The Head of Documenta Has Resigned Amid an Ongoing Antisemitism Scandal
Sabine Schormann, director general of Documenta, has resigned from her post. The quinquennial exhibition’s nonprofit parent company, Documenta gGmbh, announced the decision on Saturday.
According to the statement, the Documenta board and Schormann reached a mutual agreement on “short notice” after a meeting on Friday evening. The news comes after months of allegations of antisemitism came to a boiling point two days after the opening on June 18, when viewers became aware of anti-Semitic imagery in a prominent artwork by Indonesian collective Taring Padi.
The announcement on the weekend came on the heels of a statement Schormann issued on Tuesday, July 12, that sought to clarify how Documenta and the curators had handled an unfolding controversy that began in January when members of the artistic team and some artists were accused of anti-Semitism.
“A lot of trust has unfortunately been lost,” the board said in the statement confirming Schormann’s departure. A search is underway for an interim director for the exhibition, which is just 30 days into its 100-day run.
The supervisory board also recommended appointing an expert advisory board consisting of scholars of contemporary anti-Semitism in the German and global contexts, as well as on postcolonialism. The advisory board should be “responsible for the initial stocktaking of the processes, structures, and receptions” surrounding the exhibition. According to the statement, an investigation should include indications of possible anti-Semitic imagery and the promotion of “Israel-related anti-Semitism… with due regard for the fundamental right to artistic freedom.”
Art lovers look at the large covered painting People’s Justice (2002) by the Indonesian collective Taring Padi, covered with black cloth, on Friedrichsplatz. Photo: Uwe Zucchi/dpa.
Documenta 15, which was organized around the Indonesian word lumbung, which means a communal rice barn, focused on collective practices. With more than 1,500 participating artists, the show itself received generally positive reviews, including from Artnet News’s Ben Davis, who wrote that “the particular network-of-networks that Ruangrupa has pulled in genuinely feels like it knits together artistic scenes that are vital and under-known.”
Despite the achievements, since January, the 15th edition of Documenta, which takes place every five years in Kassel, has been embroiled in controversy over allegations of anti-Semitism since January when an anonymous blog post on the Alliance Against Antisemitism Kassel website accused members of the artistic team and some participating artists of supporting the pro-Palestinian Boycott, Divest, and Sanctions movement. Ruangrupa said the allegations were “bad-faith attempts” to delegitimize them.
A talk set to take place in April that would address antisemitism and anti-Muslim racism was canceled after the Central Council for Jews in Germany accused the talk’s organizers of bias.
Meron Mendel, director of the Anne Frank Education Center, speaks on the topic of “Anti-Semitism in Art” at a panel organized by the Anne Frank Education Center and the supporting organization documenta gGmbH. Photo: Swen Pförtner/dpa via Getty Images.

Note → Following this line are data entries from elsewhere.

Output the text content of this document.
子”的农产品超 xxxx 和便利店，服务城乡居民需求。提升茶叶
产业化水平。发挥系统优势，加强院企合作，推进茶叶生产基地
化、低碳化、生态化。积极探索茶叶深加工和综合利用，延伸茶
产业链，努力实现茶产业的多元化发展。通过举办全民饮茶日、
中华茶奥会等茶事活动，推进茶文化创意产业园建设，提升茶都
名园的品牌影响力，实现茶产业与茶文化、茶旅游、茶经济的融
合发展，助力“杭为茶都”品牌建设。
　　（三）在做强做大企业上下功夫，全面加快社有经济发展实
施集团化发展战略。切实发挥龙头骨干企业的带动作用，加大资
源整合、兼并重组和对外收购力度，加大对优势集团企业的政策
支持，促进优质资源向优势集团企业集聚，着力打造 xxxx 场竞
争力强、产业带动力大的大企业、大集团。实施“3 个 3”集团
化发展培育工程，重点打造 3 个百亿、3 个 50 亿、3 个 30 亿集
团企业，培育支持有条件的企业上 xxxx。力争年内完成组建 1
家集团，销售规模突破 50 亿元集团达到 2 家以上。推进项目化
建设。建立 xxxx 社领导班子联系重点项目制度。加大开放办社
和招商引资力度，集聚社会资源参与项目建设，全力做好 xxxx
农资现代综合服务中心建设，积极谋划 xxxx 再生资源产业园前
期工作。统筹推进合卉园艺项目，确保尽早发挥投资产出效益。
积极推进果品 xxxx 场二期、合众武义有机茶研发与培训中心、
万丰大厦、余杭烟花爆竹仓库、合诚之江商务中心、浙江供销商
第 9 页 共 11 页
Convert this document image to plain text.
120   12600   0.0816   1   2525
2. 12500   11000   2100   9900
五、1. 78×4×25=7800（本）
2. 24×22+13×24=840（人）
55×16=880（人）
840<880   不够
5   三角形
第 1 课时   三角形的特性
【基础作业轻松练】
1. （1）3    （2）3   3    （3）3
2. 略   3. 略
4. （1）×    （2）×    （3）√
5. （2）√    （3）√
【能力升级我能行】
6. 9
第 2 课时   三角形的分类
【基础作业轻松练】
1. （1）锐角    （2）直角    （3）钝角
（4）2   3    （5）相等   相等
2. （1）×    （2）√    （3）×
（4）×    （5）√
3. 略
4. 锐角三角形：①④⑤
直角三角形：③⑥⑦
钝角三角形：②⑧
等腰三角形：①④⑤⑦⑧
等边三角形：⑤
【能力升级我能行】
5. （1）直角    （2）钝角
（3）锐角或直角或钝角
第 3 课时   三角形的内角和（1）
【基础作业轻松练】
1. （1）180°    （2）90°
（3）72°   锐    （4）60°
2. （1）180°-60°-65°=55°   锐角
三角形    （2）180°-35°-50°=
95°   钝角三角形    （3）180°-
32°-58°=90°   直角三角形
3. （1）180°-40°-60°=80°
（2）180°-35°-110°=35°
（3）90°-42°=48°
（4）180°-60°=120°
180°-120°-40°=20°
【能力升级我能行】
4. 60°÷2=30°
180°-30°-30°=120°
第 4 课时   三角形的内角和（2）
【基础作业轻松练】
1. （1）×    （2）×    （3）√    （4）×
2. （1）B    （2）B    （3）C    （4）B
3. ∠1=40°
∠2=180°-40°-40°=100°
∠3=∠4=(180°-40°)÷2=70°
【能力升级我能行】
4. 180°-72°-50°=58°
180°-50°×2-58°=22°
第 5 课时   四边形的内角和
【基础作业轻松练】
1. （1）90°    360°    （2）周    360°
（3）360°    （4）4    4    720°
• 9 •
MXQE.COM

Then, in June, just days after the official opening, it emerged that two antisemitic characters were in an artwork in the show. In Taring Padi’s publicly installed work, one could see a caricature of a Jewish orthodox man, with sidelocks and bloody fangs, donning a hat emblazoned with the Nazi SS symbol. Alongside that character, there is a depiction of an Israeli Mossad soldier as a pig. The work was immediately covered up and then removed. Both Taring Padi and the curators of Ruangrupa apologized. The large artwork dates to 2002 and was made to criticize the Suharto regime. It contains hundreds of characters, including demons and animals, as well as KGB and Australian intelligence officers.
The controversy did not quell after the removal of the work, called People’s Justice. An emergency panel was brought together on June 29 to discuss antisemitism in art. Less than two weeks later, artist Hito Steyerl, who was showing in the exhibition, pulled out of the show claiming that there was a “refusal to facilitate a sustained and structurally anchored inclusive debate around the exhibition, as well as the virtual refusal to accept mediation.” That same day Meron Mendel, the head of the Anne Frank Educational Institute in Frankfurt who had been brought on as an advisor to the exhibition in the wake of the scandal in June around Taring Padi’s work, also resigned.
Schormann had just a week ago rebuked statements made by Mendel, who told German media that Documenta was not active enough when it came to redressing in the wake of the revelations about People’s Justice. She said that the artists feared external panels would lead to censorship and that participants “saw themselves under general suspicion” and threatened in part because of their origin, skin color, religion or sexual orientation.
In the wake of Schormann’s statement, a spokesperson for Germany’s Culture Minister responded that the narrative given by the director general was “not accurate” and Roth “was very surprised and alienated” by it. In an interview after Schormann’s resignation announcement, Roth commented that it “right and necessary” and that “reappraisal” of the exhibition and consequences can now take place.